Because when in the beginning of this year the .be domainname was used/tested by the operators of the fastflux botnets (in which the IP address and the location changes every tiime but only the domainname stays the same so it makes no sense in trying to get the server down) it was by a drastic but effective coordinated action by the FCCU, the magistrate and the DNS responsable for the .be domainname that those names were quickly blocked at the root level. The reason is that or the domains were registrered by fraudulent addresses or they were used for fraudulent illegal activities and based upon our commercial and cybercrime laws those domains could be blocked immediately. Also the conditions of use by DNS.Be gave dns.be the possibility to do such a thing if they were instructed by the justice department.

The .at and .in domainextension managers should look into it and demand themselves if they will let the problem continue and grow (and arrive at the same blacklist as .ru and .cn if you don't need them extensively) or if they will act and preserve the trust in their domainextension.

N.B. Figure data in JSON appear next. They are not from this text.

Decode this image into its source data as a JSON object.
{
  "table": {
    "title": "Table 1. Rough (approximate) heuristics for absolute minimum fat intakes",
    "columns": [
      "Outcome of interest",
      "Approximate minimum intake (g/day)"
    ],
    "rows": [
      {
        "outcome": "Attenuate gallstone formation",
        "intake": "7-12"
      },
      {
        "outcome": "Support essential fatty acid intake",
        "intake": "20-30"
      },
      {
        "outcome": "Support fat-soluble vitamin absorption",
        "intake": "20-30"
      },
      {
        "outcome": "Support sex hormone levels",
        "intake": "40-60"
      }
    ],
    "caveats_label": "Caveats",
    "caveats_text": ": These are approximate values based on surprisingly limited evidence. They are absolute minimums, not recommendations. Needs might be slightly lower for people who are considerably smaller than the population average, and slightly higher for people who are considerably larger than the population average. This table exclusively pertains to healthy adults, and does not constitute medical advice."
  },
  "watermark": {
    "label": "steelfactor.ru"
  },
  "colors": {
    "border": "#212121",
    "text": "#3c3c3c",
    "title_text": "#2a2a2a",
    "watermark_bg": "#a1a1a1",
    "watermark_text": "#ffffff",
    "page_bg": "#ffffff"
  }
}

Start with getting into contact with arbor networks.

Check the listings often.

Have a process for handling such cases quickly (standard form for the magistrate from the police/cyberpolice with the standard proof from the web and the registration) and block it at your root dns of the domainextension. They will continue to try now and than, but if you follow up they will just go on untill they find another domainextension that doesn't have such processes.

Oh yes and if you find 10 domains that are registrered by the same person you should block them all, even if they were not all used because if 5 were used for phishing than the other five will not be used for personal means.

It is effective because aside one or two new trials we haven't seen any .be domains in the list of fastflux domains in 2009 after the first re-action.